困窮学生をバイト雇用 県、市町、大学 一体で支援

2020年6月24日 05時00分 (6月24日 09時41分更新)

募集枠 8割超埋まる


 新型コロナウイルス感染拡大に伴う収入減などで経済的に困窮している学生を支援するため、県と市町、大学が一体となり、積極的にアルバイト雇用を進めている。「学生版ニューディール」と位置付け、十七日現在で百七十一人を採用した。募集枠の八割超が埋まる状況で、県は当面の間、学生支援を継続する。=新型コロナ関連<8><12><18>面 (山本洋児)
 県は、五月五日の県新型コロナウイルス感染症対策本部会議で、市町、大学と協力し、アルバイト雇用を生み出す方針を決定した。採用対象はアルバイト先を失ったり、保護者の収入が減少したりして、経済的に困窮している県内学生と県出身の学生ら。
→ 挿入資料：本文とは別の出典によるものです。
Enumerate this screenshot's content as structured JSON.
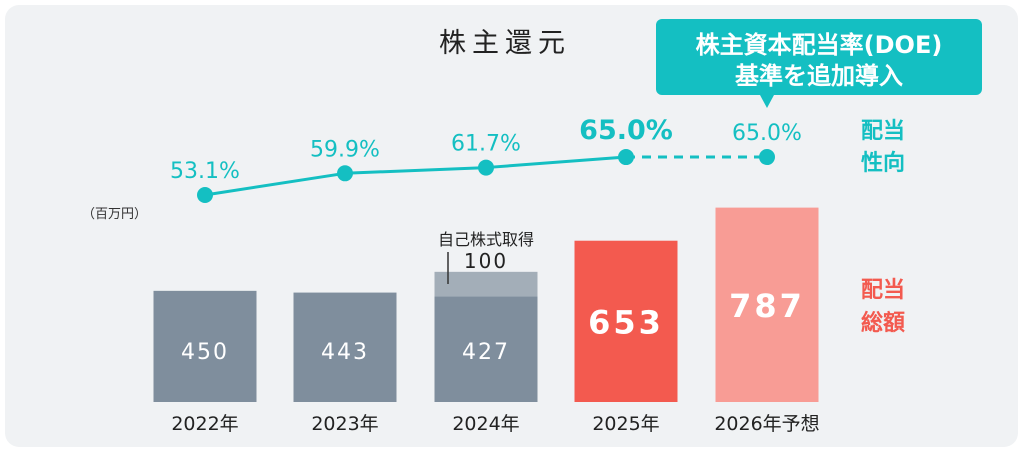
{
  "chart_data": {
    "type": "bar",
    "title": "株主還元",
    "unit_label": "（百万円）",
    "categories": [
      "2022年",
      "2023年",
      "2024年",
      "2025年",
      "2026年予想"
    ],
    "series": [
      {
        "name": "配当総額",
        "values": [
          450,
          443,
          427,
          653,
          787
        ],
        "colors": [
          "#7f8e9d",
          "#7f8e9d",
          "#7f8e9d",
          "#f35a4f",
          "#f89c95"
        ]
      },
      {
        "name": "自己株式取得",
        "values": [
          0,
          0,
          100,
          0,
          0
        ],
        "color": "#a3aeb8",
        "label_value": "100"
      },
      {
        "name": "配当性向",
        "type": "line",
        "values": [
          53.1,
          59.9,
          61.7,
          65.0,
          65.0
        ],
        "labels": [
          "53.1%",
          "59.9%",
          "61.7%",
          "65.0%",
          "65.0%"
        ],
        "highlight_index": 3,
        "dashed_from_index": 3,
        "color": "#14bfc2"
      }
    ],
    "legend": {
      "line_label_1": "配当",
      "line_label_2": "性向",
      "bar_label_1": "配当",
      "bar_label_2": "総額"
    },
    "buyback_label": "自己株式取得",
    "callout": {
      "line1": "株主資本配当率(DOE)",
      "line2": "基準を追加導入"
    },
    "bar_label_color": "#f35a4f",
    "line_color": "#14bfc2"
  }
}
 感染拡大を受けた学生アルバイトについて、東京、大阪は都と府が単独で募集した。福井県は規模が小さいため、市町と大学も加わることで雇用数を確保した。うち県は同十一日、全国最速で募集を開始。業務内容は寄付受け付けや県立学校での補助などとした。
 市町では鯖江、越前、敦賀、小浜の四市が参加。一人当たり十万円を配る国の定額給付金受け付けや放課後児童クラブ運営補助などの業務で雇用を創出した。大学は福井大と県立大、福井医療大が、障害のある学生のサポートや清掃、入試広報補助などで募集した。
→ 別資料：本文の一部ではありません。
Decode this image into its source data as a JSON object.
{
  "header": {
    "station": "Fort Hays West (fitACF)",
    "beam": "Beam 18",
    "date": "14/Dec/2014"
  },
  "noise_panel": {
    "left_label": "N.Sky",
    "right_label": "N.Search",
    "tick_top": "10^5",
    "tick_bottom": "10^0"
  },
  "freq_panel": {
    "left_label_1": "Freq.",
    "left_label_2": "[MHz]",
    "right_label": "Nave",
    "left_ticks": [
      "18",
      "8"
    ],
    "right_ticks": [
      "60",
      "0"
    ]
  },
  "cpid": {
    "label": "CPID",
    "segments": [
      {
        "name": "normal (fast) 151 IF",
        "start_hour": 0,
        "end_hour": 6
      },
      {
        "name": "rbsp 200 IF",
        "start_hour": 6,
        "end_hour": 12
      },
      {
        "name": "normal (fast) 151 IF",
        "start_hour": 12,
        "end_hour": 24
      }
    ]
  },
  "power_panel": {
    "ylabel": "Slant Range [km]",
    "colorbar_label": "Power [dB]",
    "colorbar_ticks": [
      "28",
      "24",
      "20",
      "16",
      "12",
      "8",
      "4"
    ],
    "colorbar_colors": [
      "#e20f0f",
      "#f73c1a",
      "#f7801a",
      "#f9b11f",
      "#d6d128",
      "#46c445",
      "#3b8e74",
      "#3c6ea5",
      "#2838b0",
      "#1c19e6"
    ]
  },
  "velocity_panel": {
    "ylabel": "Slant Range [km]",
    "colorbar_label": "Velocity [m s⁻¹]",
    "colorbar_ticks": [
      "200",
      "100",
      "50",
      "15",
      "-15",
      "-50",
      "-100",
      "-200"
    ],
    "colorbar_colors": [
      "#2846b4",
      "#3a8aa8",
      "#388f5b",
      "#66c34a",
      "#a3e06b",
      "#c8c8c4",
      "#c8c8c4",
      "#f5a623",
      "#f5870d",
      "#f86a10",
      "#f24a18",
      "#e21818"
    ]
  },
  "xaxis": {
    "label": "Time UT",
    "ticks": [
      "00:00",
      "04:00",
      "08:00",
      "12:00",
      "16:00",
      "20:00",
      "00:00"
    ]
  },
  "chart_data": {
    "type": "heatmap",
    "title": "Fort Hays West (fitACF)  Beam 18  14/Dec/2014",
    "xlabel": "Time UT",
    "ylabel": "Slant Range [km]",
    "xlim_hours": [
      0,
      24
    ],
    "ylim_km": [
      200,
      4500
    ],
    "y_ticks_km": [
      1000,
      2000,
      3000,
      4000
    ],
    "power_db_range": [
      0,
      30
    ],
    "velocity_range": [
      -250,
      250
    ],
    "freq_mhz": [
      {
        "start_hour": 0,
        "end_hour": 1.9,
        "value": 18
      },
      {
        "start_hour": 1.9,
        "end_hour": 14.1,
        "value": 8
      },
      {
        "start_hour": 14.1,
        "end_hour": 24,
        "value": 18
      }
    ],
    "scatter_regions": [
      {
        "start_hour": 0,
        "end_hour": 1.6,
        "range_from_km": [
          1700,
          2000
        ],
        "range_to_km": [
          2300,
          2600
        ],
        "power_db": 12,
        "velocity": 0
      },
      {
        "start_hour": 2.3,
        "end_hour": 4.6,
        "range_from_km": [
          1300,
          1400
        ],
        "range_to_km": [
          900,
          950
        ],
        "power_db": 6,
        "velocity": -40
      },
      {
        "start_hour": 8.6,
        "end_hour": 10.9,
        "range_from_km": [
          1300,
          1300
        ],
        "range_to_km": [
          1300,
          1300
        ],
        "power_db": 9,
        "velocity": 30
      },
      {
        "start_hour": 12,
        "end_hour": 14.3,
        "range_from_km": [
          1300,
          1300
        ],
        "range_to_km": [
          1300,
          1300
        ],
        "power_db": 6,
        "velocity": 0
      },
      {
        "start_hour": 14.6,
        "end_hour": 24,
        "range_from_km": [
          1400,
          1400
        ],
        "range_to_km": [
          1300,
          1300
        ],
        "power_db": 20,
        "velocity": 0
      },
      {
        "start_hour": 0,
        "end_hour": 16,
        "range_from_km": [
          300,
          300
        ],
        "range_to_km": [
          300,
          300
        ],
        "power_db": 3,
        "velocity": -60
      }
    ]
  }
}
 十七日現在の募集枠は計二百六人で、百七十一人が採用された。県によると、アルバイトの期間は一日や一カ月などさまざま。県が採用するアルバイトは、一カ月で十万円ほどの収入になるケースもあるという。今後も仁愛大などを含め、百人以上の募集が予定されている。県大学私学課の担当者は「福井らしい方法で今後も学生支援を続けたい」と話している。